En Europe et en Asie centrale, les femmes rurales bénéficient d’un statut considéré comme l'un des plus avancés au monde. Pourtant, même dans cette partie du monde, en 2021, elles continuent de subir des discriminations. En 2012, quatre organismes de l'ONU - ONU-Femmes, la FAO, le PAM et le FIDA - ont lancé le projet baptisé "Autonomisation économique des femmes rurales" (en anglais “Rural Women’s Economic Empowerment”, ou RWEE) visant à favoriser le bien-être des femmes et permettre à celles-ci d’accéder à des postes à responsabilités. Depuis, le projet est devenu opérationnel dans de multiples pays. En République kirghize, le projet RWEE bénéficie aux femmes rurales vulnérables et à celles qui vivent sous le seuil de pauvreté national, qui est de 2.700 KGS (ou "soms", la monnaie de la République kirghize), soit environ 32 dollars américains par mois.

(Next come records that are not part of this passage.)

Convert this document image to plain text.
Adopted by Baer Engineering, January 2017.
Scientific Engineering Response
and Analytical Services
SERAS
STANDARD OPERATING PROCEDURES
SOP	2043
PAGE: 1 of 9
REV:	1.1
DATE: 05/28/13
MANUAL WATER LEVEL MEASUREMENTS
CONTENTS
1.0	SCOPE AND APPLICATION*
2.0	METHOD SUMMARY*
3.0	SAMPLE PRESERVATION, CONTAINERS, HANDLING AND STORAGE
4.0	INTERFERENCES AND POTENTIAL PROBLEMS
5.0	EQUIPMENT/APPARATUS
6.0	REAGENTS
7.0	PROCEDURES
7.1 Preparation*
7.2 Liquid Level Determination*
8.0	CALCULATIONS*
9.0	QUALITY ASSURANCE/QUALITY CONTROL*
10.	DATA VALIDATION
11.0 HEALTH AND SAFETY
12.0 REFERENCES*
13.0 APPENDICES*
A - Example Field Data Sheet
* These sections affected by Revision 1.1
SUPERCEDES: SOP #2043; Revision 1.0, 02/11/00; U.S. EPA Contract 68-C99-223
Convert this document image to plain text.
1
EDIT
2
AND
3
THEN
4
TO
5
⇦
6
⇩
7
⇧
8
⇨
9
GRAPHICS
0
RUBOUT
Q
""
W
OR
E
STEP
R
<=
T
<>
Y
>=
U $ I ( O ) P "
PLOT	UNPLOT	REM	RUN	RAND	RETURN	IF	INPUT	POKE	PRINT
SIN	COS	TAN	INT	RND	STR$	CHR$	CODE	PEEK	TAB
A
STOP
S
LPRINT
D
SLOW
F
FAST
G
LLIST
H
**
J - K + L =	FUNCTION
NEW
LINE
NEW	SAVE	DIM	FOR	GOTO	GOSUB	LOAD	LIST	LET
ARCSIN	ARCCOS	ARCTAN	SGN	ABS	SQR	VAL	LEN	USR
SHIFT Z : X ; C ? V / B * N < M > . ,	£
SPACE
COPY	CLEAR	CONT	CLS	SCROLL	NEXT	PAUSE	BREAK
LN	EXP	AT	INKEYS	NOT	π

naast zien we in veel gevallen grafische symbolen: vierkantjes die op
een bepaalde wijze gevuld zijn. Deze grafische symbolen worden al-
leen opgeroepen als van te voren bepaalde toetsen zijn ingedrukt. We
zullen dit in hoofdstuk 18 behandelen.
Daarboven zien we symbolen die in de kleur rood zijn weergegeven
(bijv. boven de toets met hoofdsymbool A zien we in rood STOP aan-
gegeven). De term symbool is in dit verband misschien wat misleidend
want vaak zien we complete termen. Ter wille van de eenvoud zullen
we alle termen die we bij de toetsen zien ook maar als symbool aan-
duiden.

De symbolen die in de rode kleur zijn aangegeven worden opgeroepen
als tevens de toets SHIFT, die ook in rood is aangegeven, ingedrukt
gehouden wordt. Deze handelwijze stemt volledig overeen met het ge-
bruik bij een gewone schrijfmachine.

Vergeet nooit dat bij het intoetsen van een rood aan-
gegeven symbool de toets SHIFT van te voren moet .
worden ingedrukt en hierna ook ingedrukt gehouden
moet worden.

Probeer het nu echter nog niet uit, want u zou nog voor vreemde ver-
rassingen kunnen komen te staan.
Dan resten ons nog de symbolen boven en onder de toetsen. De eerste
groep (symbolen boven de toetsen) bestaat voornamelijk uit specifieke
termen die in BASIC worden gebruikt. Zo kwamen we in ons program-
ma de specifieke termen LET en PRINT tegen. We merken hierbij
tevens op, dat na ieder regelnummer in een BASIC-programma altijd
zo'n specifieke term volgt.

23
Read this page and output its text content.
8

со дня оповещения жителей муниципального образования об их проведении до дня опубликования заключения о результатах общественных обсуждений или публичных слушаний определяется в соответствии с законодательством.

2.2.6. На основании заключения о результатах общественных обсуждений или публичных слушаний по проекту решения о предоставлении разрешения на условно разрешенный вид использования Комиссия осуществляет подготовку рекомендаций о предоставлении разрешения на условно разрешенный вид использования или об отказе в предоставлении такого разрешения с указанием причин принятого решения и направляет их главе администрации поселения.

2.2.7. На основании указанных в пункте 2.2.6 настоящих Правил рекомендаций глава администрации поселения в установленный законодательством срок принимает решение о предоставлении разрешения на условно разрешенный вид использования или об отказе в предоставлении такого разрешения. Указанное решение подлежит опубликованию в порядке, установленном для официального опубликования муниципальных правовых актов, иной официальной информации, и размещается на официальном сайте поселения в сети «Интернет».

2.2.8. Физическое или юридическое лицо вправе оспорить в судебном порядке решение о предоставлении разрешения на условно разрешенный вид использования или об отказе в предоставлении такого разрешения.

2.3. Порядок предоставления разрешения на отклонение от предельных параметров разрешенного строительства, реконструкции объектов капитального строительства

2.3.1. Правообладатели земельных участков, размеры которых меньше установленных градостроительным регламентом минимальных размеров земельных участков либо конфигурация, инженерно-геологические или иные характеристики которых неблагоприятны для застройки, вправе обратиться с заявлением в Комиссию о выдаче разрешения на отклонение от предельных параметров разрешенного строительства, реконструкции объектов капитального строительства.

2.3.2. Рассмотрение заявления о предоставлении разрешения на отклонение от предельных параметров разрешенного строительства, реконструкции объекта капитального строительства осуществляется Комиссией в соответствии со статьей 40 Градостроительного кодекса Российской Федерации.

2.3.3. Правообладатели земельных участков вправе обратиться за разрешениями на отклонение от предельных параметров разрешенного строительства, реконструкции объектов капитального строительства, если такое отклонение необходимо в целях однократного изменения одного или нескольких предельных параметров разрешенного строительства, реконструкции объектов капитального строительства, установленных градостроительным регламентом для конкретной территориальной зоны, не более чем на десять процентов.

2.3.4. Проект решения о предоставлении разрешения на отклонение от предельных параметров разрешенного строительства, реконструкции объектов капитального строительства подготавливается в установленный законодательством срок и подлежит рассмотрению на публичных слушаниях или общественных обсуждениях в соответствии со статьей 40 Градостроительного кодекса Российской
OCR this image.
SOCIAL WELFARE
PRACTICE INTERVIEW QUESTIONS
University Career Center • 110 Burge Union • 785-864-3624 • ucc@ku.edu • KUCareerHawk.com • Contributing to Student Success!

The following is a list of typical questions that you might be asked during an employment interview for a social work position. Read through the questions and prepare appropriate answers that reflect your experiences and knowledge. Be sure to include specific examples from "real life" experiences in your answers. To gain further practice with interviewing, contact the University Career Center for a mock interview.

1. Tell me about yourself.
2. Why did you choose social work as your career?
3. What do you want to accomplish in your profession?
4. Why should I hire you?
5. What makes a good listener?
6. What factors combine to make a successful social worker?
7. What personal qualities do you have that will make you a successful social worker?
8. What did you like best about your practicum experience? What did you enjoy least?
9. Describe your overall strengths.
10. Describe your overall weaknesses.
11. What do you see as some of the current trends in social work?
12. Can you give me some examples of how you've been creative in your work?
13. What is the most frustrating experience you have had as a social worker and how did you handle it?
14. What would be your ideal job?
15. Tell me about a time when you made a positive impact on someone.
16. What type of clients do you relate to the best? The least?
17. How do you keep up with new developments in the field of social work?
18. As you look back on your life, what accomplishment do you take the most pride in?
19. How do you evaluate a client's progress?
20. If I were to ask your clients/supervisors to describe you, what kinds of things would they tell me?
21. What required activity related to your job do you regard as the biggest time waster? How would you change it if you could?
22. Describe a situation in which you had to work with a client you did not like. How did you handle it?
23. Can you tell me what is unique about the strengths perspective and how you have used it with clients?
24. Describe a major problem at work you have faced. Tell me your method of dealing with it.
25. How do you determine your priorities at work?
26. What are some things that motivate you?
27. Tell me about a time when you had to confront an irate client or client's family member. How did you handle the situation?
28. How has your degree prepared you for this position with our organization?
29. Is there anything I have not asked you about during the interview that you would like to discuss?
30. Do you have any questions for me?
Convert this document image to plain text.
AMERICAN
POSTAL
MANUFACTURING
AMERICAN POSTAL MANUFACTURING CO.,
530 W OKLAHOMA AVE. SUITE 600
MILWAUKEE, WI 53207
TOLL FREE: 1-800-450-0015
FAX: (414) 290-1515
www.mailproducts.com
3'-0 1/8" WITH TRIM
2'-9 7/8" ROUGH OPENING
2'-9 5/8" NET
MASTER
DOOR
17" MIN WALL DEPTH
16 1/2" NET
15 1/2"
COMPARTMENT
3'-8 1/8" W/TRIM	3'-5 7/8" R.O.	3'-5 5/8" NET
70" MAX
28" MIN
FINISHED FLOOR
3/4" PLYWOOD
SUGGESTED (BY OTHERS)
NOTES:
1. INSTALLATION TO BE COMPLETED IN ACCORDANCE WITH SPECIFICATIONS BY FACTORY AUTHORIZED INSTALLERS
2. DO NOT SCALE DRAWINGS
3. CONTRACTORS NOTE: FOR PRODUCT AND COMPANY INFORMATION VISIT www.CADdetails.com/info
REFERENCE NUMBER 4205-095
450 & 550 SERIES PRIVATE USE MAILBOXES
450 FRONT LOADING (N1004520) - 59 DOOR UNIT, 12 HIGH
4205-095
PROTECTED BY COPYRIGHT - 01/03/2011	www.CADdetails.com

Nous nous sommes entretenus avec quatre femmes kirghizes qui ont réussi à avancer dans leur vie grâce au projet RWEE. Elles nous ont parlé de leurs expériences, des opportunités qui leur ont été offertes et des difficultés qu’elles ont rencontrées sur leur chemin de vie.
"La politique n'est pas réservée aux hommes"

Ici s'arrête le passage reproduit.